Panji sekaligus memanfaat kerjanya dengan menggunakan fasilitas yang ada dengan maksimal. Disela pekerjaan menjaga internet, dia juga belajar menjadi reseller bisnis online dengan membuat blog. Pak Budi yang mengetahui hal tersebut memberi restu malah menyuruhnya untuk memasarkan tempat warnetnya.

Sehari, seminggu hingga satu bulan bisnis online Panji ternyata tak berjalan sesuai harapan. Komentar sinis kembali terlontar kepada pemuda cacat tersebut.
“Mimpi mau sukses, jalan saja susah.” Begitulah ocehan orang sekitar melihat kegigihan Panji untuk meraih mimpinya. Panji hanya mampu tersenyum menanggapi komentar sinis tersebut. Dia percaya suatu saat dia akan berhasil.

“Bu, memang orang cacat kayak Panji tidak layak untuk sukses?” tanya Panji sambil rebahan diatas paha ibunya. Dengan lembut ibunya membelai rambut anak semata wayang tersebut.
“Panji masih muda, kuat dan cerdas, jadi tidak ada alasan untuk sukses. Walaupun kondisi Panji tak sempurna. Ingat pesan, Ibu. Sesungguhnya kecacatan sejati itu jika dia punya hati, mata, tangan dan kaki yang sempurna tetapi tidak digunakan untuk mengagungkan asma-Nya.” Kembali energi positif menjalar ke dalam jiwa mudanya.

Langkah itu semakin pasti walau cibiran kerap terlontar dari mulut orang yang tak suka dengannya. Baginya, keterbatasan dan masa muda adalah dua hal yang berbeda tetapi bisa saling mengikat. Panji masih semangat bekerja menjaga warnet. Warnetnya semakin hari semakin ramai hingga Pak Budi akan membuka cabang baru. Dan yang dipercaya untuk mengelolanya adalah panji.

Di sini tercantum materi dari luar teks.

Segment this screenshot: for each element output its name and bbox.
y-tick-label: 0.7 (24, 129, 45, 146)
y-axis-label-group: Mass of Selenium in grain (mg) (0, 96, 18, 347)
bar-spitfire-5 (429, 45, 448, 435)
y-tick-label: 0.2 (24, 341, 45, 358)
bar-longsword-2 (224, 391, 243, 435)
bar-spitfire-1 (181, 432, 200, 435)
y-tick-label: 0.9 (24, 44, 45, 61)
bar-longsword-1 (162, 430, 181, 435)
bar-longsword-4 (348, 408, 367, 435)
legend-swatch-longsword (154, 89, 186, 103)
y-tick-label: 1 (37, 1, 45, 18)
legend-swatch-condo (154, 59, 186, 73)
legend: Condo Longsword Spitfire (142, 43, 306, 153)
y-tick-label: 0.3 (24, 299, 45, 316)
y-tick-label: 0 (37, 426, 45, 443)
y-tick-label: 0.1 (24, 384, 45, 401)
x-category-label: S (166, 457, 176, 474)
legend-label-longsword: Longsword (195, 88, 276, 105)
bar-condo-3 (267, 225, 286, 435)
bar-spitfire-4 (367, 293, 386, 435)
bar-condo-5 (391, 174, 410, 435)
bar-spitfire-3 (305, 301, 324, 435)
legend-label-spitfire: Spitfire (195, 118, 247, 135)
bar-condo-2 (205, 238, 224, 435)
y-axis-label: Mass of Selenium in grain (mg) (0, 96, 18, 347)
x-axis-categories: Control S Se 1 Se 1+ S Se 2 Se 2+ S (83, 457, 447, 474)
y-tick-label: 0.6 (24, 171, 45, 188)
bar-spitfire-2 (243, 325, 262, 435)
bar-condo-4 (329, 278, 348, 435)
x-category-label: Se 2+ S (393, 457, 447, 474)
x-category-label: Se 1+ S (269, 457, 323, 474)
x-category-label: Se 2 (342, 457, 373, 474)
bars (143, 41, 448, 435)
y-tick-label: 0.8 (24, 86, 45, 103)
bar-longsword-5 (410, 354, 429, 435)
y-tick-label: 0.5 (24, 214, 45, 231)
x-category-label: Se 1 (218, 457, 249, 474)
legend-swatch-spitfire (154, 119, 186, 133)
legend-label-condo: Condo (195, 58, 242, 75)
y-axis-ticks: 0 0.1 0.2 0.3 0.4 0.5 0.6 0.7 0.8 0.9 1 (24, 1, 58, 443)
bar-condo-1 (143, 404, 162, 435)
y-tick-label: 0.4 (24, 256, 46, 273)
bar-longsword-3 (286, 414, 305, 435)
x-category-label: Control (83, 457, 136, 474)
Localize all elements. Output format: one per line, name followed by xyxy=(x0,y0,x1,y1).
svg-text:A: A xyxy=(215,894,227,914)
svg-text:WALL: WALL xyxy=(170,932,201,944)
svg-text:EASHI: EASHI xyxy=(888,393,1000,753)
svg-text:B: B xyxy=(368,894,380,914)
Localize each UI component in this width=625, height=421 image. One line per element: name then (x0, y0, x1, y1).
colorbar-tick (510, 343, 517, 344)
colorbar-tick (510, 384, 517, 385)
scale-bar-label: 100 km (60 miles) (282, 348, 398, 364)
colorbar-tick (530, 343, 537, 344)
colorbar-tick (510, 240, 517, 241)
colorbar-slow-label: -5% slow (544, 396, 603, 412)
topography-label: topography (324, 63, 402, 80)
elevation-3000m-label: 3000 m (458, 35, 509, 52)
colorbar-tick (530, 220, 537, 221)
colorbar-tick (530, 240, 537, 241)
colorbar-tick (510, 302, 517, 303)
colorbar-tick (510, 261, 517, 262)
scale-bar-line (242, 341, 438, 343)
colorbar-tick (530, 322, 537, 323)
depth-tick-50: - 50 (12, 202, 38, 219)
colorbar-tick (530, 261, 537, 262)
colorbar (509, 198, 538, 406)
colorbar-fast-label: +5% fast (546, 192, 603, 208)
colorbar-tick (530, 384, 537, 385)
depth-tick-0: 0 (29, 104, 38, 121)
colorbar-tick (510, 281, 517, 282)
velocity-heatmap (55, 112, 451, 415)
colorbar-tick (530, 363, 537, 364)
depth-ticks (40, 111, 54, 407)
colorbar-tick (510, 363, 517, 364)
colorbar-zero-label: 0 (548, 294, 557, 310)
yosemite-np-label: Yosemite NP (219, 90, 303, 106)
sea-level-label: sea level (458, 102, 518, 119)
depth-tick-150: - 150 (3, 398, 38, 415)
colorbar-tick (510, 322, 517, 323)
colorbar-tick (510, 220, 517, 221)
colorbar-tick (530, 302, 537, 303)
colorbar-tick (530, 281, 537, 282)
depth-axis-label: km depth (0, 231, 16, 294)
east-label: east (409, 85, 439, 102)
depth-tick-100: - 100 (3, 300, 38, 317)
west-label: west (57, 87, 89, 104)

Mendengar kabar itu, pemuda tujuh belas tahun tersebut bersyukur akan amanah barunya. Dia berjanji akan bekerja secara optimal. Remaja seusianya, biasa masih menengadahkan tangan meminta uang kepada orang tuanya. Beda dengan remaja bernama Panji, sekarang dia menyuruh ibunya berhneti jadi buruh cuci. Karena uang yang diperoleh dari hasil kerja sudah cukup untuk memenuhi kebutuhan sehari-hari.

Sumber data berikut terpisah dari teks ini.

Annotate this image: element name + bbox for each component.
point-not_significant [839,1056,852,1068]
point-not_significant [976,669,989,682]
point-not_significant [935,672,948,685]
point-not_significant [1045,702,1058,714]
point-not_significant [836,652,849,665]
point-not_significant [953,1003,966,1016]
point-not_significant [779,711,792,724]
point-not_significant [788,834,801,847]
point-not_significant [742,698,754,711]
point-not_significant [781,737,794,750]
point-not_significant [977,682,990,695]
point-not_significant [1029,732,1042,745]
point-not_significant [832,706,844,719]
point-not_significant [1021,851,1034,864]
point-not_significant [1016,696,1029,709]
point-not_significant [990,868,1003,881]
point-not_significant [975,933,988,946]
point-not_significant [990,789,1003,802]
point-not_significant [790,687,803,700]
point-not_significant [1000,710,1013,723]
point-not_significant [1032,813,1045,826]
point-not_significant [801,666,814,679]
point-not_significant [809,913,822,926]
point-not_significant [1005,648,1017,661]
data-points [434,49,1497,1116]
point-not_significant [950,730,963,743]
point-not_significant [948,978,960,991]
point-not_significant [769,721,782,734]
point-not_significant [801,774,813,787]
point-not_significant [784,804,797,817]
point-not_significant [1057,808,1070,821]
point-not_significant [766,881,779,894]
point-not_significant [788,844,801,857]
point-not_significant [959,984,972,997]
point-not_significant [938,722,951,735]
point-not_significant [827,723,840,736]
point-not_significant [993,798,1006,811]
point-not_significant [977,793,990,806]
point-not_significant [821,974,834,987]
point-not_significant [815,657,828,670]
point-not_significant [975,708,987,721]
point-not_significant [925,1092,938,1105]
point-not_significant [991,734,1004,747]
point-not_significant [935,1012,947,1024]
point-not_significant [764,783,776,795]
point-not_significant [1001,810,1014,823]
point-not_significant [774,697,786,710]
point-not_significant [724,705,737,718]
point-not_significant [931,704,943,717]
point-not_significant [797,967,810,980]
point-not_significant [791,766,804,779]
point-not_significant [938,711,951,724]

Bukan hanya itu, remaja yang selalu rajin shalat berjamaah di masjid tersebut mendapat apresiasi dalam bisnis onlinenya. Beberapa hasil dagangan yang dipromosikan lewat internet tersebut laris manis di pasaran. Ada beberapa perusahaan yang menawarkan kerja sama untuk pemasaran produknya.

Ternyata, pencapaian Panji tidak lantas membuatnya besar kepala. Dari penghasilannya, dia sisihkan untuk membantu para penyandang cacat agar mampu bersaing dan bekarya.

“Nak, jangan terlena dengan nikmat ini. Semua hanya titipan, bersyukur dan berbagi itu adalah cara aman untuk menjaganya.” Sebuah nasehat seorang ibu kepada anaknya yang masih remaja dan belajar tumbuh menjadi dewasa.

Kini dan selamanya, remaja cacat tersebut telah membuktikan. Keterbatasan bukan halangan, apalagi diusia yang masih muda. Usia yang gemilang untuk bekarya dan berprestasi. Bukan mengeluh dan bergalau ria terhadap nasib. Gunakan masa mudamu sebelum masa tuamu.